Orban begrüßt neue Erzeparchie in Ostungarn

Budapest (MTI) (MTI) – Die neu gegründete griechisch-katholische Erzeparchie Hajdudorog wird eine neue Hochburg des Christentums in Ungarn sein, sagte Ministerpräsident Viktor Orban nach der Unterzeichnung eines Abkommens mit Metropolit Fulop Kocsis am Montag in Debrecen, Ostungarn.
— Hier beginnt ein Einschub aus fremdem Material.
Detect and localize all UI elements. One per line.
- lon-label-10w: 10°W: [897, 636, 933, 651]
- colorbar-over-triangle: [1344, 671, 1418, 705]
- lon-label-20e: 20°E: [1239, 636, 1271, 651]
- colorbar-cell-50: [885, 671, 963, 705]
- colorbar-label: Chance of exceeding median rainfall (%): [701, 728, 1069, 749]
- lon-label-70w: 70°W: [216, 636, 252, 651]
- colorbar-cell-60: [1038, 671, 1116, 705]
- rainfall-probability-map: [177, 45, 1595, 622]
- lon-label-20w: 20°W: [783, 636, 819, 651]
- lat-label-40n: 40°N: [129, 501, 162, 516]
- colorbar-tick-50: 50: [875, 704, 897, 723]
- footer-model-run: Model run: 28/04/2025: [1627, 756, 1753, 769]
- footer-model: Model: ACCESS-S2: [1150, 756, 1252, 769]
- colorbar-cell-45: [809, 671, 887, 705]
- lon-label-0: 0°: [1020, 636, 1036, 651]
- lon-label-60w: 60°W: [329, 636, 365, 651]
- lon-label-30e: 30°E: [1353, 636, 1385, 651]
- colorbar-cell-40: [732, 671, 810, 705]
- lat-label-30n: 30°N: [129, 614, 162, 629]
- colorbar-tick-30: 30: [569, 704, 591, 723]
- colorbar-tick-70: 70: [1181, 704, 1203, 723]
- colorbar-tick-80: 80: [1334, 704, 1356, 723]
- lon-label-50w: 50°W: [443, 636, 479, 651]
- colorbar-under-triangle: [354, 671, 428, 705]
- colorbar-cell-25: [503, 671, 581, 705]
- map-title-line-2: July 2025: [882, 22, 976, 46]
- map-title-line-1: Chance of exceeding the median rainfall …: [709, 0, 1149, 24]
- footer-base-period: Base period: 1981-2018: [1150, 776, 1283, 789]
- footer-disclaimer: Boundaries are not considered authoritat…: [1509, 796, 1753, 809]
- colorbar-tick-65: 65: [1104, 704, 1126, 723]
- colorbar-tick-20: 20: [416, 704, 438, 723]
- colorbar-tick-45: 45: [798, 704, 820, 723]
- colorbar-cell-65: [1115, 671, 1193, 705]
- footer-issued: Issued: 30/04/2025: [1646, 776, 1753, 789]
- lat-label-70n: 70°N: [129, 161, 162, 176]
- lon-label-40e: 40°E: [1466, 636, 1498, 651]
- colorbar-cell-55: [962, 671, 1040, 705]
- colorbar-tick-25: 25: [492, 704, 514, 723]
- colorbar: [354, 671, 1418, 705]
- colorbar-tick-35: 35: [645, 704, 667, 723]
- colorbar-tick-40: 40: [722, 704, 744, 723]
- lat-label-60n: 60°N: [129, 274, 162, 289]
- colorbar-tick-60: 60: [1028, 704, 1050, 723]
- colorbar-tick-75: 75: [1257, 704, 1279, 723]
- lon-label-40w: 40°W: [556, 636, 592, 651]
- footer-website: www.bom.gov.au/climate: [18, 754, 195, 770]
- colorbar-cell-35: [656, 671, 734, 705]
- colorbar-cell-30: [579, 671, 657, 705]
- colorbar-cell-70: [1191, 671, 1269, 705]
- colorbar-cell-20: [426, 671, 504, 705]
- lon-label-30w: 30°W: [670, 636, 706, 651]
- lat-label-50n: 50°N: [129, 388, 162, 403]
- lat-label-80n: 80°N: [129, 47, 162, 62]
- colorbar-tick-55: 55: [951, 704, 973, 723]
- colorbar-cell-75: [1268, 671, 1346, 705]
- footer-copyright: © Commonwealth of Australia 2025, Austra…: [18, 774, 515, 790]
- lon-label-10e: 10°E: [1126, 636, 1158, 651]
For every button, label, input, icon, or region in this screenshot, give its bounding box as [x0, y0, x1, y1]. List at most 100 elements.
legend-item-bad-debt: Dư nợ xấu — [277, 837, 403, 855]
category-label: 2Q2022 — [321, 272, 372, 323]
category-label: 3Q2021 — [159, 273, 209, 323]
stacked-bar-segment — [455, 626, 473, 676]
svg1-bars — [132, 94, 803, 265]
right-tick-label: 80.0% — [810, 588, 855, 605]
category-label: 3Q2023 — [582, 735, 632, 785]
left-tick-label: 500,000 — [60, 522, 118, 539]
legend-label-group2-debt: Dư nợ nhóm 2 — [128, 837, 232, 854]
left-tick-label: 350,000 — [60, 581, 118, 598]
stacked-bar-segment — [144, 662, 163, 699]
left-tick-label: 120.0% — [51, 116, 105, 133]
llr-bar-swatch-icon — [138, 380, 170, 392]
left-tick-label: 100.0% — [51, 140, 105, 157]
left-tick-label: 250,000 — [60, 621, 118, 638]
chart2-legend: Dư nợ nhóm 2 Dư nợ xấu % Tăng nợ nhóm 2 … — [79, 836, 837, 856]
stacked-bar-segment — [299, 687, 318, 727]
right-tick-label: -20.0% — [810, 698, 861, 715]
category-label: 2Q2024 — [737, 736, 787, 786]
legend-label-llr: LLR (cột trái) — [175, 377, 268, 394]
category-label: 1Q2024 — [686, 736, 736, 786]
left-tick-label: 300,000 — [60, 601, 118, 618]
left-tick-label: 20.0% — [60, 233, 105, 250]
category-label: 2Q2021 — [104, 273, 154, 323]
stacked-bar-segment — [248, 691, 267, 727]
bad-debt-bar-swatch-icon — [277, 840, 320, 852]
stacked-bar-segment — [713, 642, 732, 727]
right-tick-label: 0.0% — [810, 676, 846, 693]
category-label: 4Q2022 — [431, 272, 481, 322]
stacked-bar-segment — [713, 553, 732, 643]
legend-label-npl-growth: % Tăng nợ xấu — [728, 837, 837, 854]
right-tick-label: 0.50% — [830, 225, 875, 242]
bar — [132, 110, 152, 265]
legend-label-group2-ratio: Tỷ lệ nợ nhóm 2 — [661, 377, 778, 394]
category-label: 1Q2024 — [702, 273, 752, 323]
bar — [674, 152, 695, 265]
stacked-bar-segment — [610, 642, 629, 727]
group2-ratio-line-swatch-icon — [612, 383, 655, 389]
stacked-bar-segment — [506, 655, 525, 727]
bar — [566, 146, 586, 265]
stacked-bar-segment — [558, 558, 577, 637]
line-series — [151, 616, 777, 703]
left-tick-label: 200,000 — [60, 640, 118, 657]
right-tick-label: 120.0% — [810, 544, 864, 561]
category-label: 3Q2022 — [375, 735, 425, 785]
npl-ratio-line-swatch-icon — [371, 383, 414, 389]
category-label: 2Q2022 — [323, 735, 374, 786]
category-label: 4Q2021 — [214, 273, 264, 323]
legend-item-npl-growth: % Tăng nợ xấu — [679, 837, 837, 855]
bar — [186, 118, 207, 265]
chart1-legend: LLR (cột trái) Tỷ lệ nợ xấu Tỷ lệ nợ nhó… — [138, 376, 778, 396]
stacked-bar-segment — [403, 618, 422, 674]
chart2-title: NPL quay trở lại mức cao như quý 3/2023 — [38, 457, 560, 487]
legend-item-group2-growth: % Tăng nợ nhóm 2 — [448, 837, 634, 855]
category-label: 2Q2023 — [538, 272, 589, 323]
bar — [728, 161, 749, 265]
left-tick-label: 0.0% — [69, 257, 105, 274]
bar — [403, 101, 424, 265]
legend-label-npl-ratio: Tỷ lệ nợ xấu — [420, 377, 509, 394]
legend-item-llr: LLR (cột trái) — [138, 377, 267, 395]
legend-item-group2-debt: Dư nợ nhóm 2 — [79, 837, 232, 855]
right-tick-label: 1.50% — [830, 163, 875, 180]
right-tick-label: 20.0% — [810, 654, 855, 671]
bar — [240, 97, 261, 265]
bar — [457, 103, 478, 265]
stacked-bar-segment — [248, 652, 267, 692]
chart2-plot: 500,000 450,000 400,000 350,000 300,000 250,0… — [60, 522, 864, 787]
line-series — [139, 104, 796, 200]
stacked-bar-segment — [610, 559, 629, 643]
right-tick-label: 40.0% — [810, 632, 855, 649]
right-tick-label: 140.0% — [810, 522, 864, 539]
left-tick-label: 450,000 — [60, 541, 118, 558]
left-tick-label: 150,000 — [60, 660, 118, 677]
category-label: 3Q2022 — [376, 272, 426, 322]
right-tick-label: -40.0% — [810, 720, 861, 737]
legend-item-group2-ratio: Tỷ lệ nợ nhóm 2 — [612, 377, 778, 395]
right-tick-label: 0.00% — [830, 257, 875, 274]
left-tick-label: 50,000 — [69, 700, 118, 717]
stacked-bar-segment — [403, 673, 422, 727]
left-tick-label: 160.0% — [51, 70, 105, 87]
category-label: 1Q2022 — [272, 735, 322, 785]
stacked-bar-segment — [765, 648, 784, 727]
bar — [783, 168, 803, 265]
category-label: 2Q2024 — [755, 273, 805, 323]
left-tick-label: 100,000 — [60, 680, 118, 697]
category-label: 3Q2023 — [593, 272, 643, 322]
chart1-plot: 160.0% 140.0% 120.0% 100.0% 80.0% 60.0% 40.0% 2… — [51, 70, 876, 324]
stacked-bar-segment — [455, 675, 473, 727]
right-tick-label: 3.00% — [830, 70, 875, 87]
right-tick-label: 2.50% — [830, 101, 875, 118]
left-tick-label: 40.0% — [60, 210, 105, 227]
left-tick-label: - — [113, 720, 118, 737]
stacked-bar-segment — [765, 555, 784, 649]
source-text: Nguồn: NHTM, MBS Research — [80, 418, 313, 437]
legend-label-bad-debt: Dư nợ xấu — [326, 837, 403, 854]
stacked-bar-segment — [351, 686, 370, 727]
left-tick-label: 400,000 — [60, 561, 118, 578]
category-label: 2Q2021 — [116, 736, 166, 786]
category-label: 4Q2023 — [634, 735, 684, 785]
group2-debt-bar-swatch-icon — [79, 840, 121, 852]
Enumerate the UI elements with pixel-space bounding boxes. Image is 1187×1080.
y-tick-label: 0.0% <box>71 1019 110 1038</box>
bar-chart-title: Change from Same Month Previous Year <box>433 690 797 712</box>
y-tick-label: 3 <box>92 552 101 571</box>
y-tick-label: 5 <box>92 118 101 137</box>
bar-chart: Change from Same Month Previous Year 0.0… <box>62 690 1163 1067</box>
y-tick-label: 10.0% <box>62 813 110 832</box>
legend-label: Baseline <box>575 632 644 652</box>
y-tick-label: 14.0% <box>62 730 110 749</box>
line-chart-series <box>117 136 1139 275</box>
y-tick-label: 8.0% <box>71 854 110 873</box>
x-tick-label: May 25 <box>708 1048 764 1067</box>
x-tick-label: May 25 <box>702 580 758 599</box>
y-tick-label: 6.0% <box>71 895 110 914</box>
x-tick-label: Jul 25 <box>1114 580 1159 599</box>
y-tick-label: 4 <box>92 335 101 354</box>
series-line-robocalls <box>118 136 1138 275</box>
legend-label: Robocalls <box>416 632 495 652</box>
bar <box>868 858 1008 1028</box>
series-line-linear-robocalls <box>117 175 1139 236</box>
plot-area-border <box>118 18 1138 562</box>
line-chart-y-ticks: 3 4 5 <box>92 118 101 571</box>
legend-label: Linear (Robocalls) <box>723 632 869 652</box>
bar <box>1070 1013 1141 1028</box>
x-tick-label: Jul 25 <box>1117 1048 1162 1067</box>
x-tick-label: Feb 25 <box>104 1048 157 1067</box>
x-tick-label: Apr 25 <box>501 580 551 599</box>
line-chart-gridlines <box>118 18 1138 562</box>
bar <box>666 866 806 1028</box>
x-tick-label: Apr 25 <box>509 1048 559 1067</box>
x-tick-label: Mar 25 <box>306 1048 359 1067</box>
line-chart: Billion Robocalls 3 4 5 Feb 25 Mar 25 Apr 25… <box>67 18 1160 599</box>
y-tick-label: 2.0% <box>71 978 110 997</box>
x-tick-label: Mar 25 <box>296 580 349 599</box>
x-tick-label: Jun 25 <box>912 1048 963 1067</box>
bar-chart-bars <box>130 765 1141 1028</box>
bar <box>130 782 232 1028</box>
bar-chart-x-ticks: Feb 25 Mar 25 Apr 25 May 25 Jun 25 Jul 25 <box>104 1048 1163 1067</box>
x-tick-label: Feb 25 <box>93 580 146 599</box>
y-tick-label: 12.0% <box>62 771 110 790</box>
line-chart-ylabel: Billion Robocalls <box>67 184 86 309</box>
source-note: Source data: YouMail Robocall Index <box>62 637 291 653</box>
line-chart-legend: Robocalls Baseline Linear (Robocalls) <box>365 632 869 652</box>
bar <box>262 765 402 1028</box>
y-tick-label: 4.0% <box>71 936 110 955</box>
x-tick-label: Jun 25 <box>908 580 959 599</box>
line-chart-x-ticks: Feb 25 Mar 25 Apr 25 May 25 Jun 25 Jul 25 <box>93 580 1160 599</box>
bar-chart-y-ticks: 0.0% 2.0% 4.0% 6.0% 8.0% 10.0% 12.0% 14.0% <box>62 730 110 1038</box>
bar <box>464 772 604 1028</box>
Das ist wichtig für Ungarn, ein Land, das im Gegensatz zu Europa die “Wahrungsmacht des Christentums” in sein Grundgesetz aufgenommen hat, sagte Orban.

Der Premierminister sagte, das Christentum “vollständig mit all seinen Zweigen und Konfessionen” sei untrennbar mit der ungarischen Geschichte verbunden und es sei nicht die geografische Lage, die die Ungarn zu Europäern gemacht habe “Wir sind Europäer, weil wir Christen sind”, sagte er und fügte hinzu, dass ein starkes und erfolgreiches Ungarn nur auf diesen nationalen, christlichen und bürgerlichen Traditionen aufgebaut werden kann.

Orban sagte, die Geschichte habe deutlich gemacht, dass Ungarn nur in Zeiten stark sei, in denen der Staat die Kirche als Verbündeten und nicht als Feind betrachte.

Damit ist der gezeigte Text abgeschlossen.